Aboriginal Peoples, Colonialism and International Law: Raw Law (Indigenous Peoples and the Law)

by Irene Watson

This work is the first to assess the legality and impact of colonisation from the viewpoint of Aboriginal law, rather than from that of the dominant Western legal tradition. It begins by outlining the Aboriginal legal system as it is embedded in Aboriginal people’s complex relationship with their ancestral lands. This is Raw Law: a natural system of obligations and benefits, flowing from an Aboriginal ontology.

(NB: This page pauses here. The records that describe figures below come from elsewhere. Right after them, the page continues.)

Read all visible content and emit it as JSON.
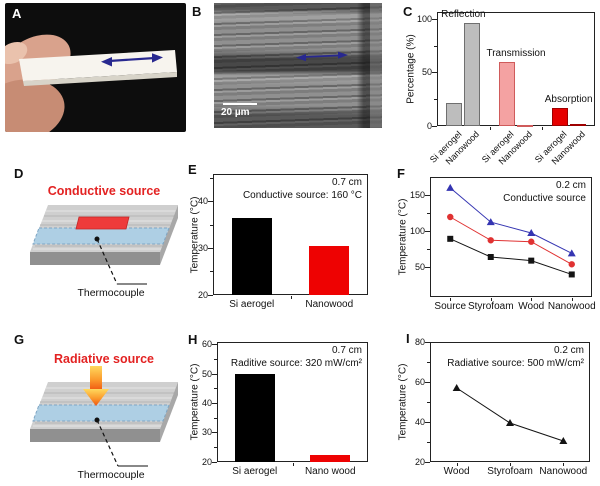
{
  "figure": {
    "background": "#ffffff",
    "accent_red": "#e32222",
    "arrow_blue": "#28288f",
    "panels": {
      "A": {
        "label": "A",
        "kind": "photo-of-aerogel-strip",
        "arrow_icon_color": "#28288f"
      },
      "B": {
        "label": "B",
        "kind": "sem-image",
        "scale_bar_text": "20 µm",
        "arrow_icon_color": "#28288f"
      },
      "C": {
        "label": "C",
        "chart_data": {
          "type": "bar",
          "ylabel": "Percentage (%)",
          "ylim": [
            0,
            107
          ],
          "yticks": [
            0,
            50,
            100
          ],
          "yticks_minor": [
            25,
            75
          ],
          "grid": false,
          "groups": [
            {
              "name": "Reflection",
              "fill": "#bdbdbd",
              "edge": "#6f6f6f",
              "categories": [
                "Si aerogel",
                "Nanowood"
              ],
              "values": [
                22,
                97
              ]
            },
            {
              "name": "Transmission",
              "fill": "#f4a2a2",
              "edge": "#cf5b5b",
              "categories": [
                "Si aerogel",
                "Nanowood"
              ],
              "values": [
                60,
                1
              ]
            },
            {
              "name": "Absorption",
              "fill": "#e60000",
              "edge": "#9e0000",
              "categories": [
                "Si aerogel",
                "Nanowood"
              ],
              "values": [
                17,
                2
              ]
            }
          ]
        }
      },
      "D": {
        "label": "D",
        "title": "Conductive source",
        "title_color": "#e32222",
        "callout": "Thermocouple"
      },
      "E": {
        "label": "E",
        "chart_data": {
          "type": "bar",
          "ylabel": "Temperature (°C)",
          "ylim": [
            20,
            46
          ],
          "yticks": [
            20,
            30,
            40
          ],
          "yticks_minor": [
            25,
            35,
            45
          ],
          "grid": false,
          "categories": [
            "Si aerogel",
            "Nanowood"
          ],
          "values": [
            36.5,
            30.5
          ],
          "colors": [
            "#000000",
            "#ee0202"
          ],
          "annotations": [
            "0.7 cm",
            "Conductive source: 160 °C"
          ]
        }
      },
      "F": {
        "label": "F",
        "chart_data": {
          "type": "line",
          "ylabel": "Temperature (°C)",
          "ylim": [
            10,
            175
          ],
          "yticks": [
            50,
            100,
            150
          ],
          "yticks_minor": [
            75,
            125
          ],
          "grid": false,
          "categories": [
            "Source",
            "Styrofoam",
            "Wood",
            "Nanowood"
          ],
          "series": [
            {
              "name": "blue-triangle-series",
              "marker": "triangle",
              "color": "#3535b2",
              "values": [
                160,
                113,
                98,
                70
              ]
            },
            {
              "name": "red-circle-series",
              "marker": "circle",
              "color": "#e03232",
              "values": [
                120,
                88,
                86,
                55
              ]
            },
            {
              "name": "black-square-series",
              "marker": "square",
              "color": "#141414",
              "values": [
                90,
                65,
                60,
                41
              ]
            }
          ],
          "annotations": [
            "0.2 cm",
            "Conductive source"
          ]
        }
      },
      "G": {
        "label": "G",
        "title": "Radiative source",
        "title_color": "#e32222",
        "callout": "Thermocouple"
      },
      "H": {
        "label": "H",
        "chart_data": {
          "type": "bar",
          "ylabel": "Temperature (°C)",
          "ylim": [
            20,
            61
          ],
          "yticks": [
            20,
            30,
            40,
            50,
            60
          ],
          "yticks_minor": [
            25,
            35,
            45,
            55
          ],
          "grid": false,
          "categories": [
            "Si aerogel",
            "Nano wood"
          ],
          "values": [
            50,
            22.5
          ],
          "colors": [
            "#000000",
            "#ee0202"
          ],
          "annotations": [
            "0.7 cm",
            "Raditive source: 320 mW/cm²"
          ]
        }
      },
      "I": {
        "label": "I",
        "chart_data": {
          "type": "line",
          "ylabel": "Temperature (°C)",
          "ylim": [
            20,
            80
          ],
          "yticks": [
            20,
            40,
            60,
            80
          ],
          "yticks_minor": [
            30,
            50,
            70
          ],
          "grid": false,
          "categories": [
            "Wood",
            "Styrofoam",
            "Nanowood"
          ],
          "series": [
            {
              "name": "black-triangle-series",
              "marker": "triangle",
              "color": "#141414",
              "values": [
                57,
                39.5,
                30.5
              ]
            }
          ],
          "annotations": [
            "0.2 cm",
            "Radiative source: 500 mW/cm²"
          ]
        }
      }
    }
  }
}
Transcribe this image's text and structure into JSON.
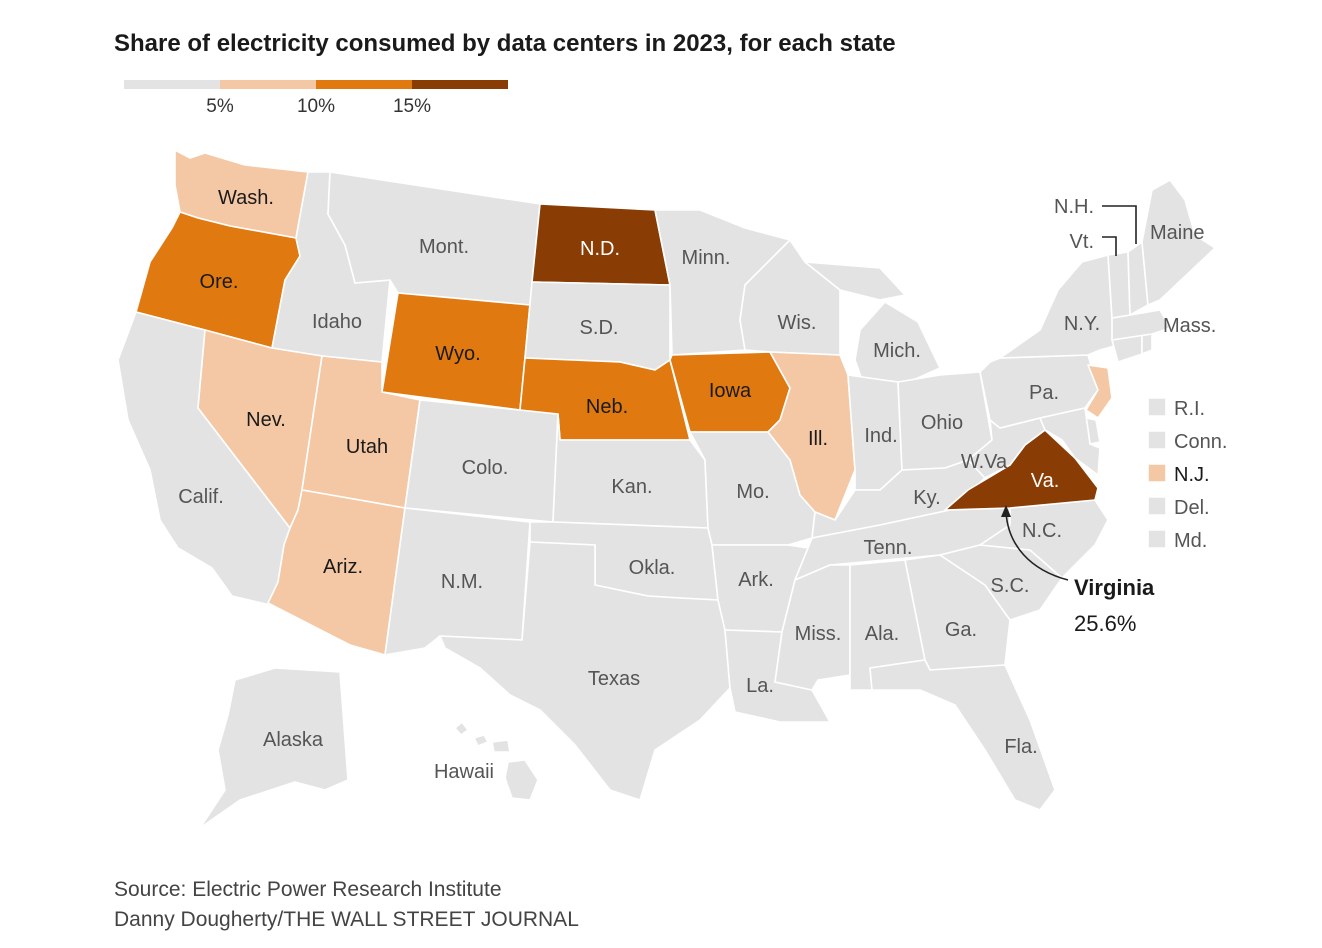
{
  "title": "Share of electricity consumed by data centers in 2023, for each state",
  "legend": {
    "colors": [
      "#e3e3e3",
      "#f4c8a4",
      "#e07a10",
      "#8a3c05"
    ],
    "ticks": [
      "5%",
      "10%",
      "15%"
    ]
  },
  "chart_data": {
    "type": "choropleth",
    "metric": "Share of electricity consumed by data centers in 2023",
    "bins": [
      {
        "range": "0-5%",
        "color": "#e3e3e3"
      },
      {
        "range": "5-10%",
        "color": "#f4c8a4"
      },
      {
        "range": "10-15%",
        "color": "#e07a10"
      },
      {
        "range": "15%+",
        "color": "#8a3c05"
      }
    ],
    "states": {
      "wa": {
        "label": "Wash.",
        "bin": 1
      },
      "or": {
        "label": "Ore.",
        "bin": 2
      },
      "ca": {
        "label": "Calif.",
        "bin": 0
      },
      "id": {
        "label": "Idaho",
        "bin": 0
      },
      "nv": {
        "label": "Nev.",
        "bin": 1
      },
      "mt": {
        "label": "Mont.",
        "bin": 0
      },
      "wy": {
        "label": "Wyo.",
        "bin": 2
      },
      "ut": {
        "label": "Utah",
        "bin": 1
      },
      "az": {
        "label": "Ariz.",
        "bin": 1
      },
      "co": {
        "label": "Colo.",
        "bin": 0
      },
      "nm": {
        "label": "N.M.",
        "bin": 0
      },
      "nd": {
        "label": "N.D.",
        "bin": 3
      },
      "sd": {
        "label": "S.D.",
        "bin": 0
      },
      "ne": {
        "label": "Neb.",
        "bin": 2
      },
      "ks": {
        "label": "Kan.",
        "bin": 0
      },
      "ok": {
        "label": "Okla.",
        "bin": 0
      },
      "tx": {
        "label": "Texas",
        "bin": 0
      },
      "mn": {
        "label": "Minn.",
        "bin": 0
      },
      "ia": {
        "label": "Iowa",
        "bin": 2
      },
      "mo": {
        "label": "Mo.",
        "bin": 0
      },
      "ar": {
        "label": "Ark.",
        "bin": 0
      },
      "la": {
        "label": "La.",
        "bin": 0
      },
      "wi": {
        "label": "Wis.",
        "bin": 0
      },
      "il": {
        "label": "Ill.",
        "bin": 1
      },
      "mi": {
        "label": "Mich.",
        "bin": 0
      },
      "in": {
        "label": "Ind.",
        "bin": 0
      },
      "oh": {
        "label": "Ohio",
        "bin": 0
      },
      "ky": {
        "label": "Ky.",
        "bin": 0
      },
      "tn": {
        "label": "Tenn.",
        "bin": 0
      },
      "ms": {
        "label": "Miss.",
        "bin": 0
      },
      "al": {
        "label": "Ala.",
        "bin": 0
      },
      "ga": {
        "label": "Ga.",
        "bin": 0
      },
      "fl": {
        "label": "Fla.",
        "bin": 0
      },
      "sc": {
        "label": "S.C.",
        "bin": 0
      },
      "nc": {
        "label": "N.C.",
        "bin": 0
      },
      "va": {
        "label": "Va.",
        "bin": 3
      },
      "wv": {
        "label": "W.Va",
        "bin": 0
      },
      "pa": {
        "label": "Pa.",
        "bin": 0
      },
      "ny": {
        "label": "N.Y.",
        "bin": 0
      },
      "nj": {
        "label": "N.J.",
        "bin": 1
      },
      "de": {
        "label": "Del.",
        "bin": 0
      },
      "md": {
        "label": "Md.",
        "bin": 0
      },
      "ct": {
        "label": "Conn.",
        "bin": 0
      },
      "ri": {
        "label": "R.I.",
        "bin": 0
      },
      "ma": {
        "label": "Mass.",
        "bin": 0
      },
      "vt": {
        "label": "Vt.",
        "bin": 0
      },
      "nh": {
        "label": "N.H.",
        "bin": 0
      },
      "me": {
        "label": "Maine",
        "bin": 0
      },
      "ak": {
        "label": "Alaska",
        "bin": 0
      },
      "hi": {
        "label": "Hawaii",
        "bin": 0
      }
    },
    "annotation": {
      "state": "Virginia",
      "value": "25.6%"
    }
  },
  "source": "Source: Electric Power Research Institute",
  "credit": "Danny Dougherty/THE WALL STREET JOURNAL"
}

This book places Raw Law at the centre of an analysis of colonisation – thereby decentring the usual analytical tendency to privilege the dominant structures and concepts of Western law. From the perspective of Aboriginal law, colonisation was a violation of the code of political and social conduct embodied in Raw Law. Its effects were damaging. It forced Aboriginal peoples to violate their own principles of natural responsibility to self, community, country and future existence. But this book is not simply a work of mourning. Most profoundly, it is a celebration of the resilience of Aboriginal ways, and a call for these to be recognised as central in discussions of colonial and postcolonial legality. Written by an experienced legal practitioner, scholar and political activist, AboriginalPeoples, Colonialism and International Law: Raw Law will be of interest to students and researchers of Indigenous Peoples Rights, International Law and Critical Legal Theory.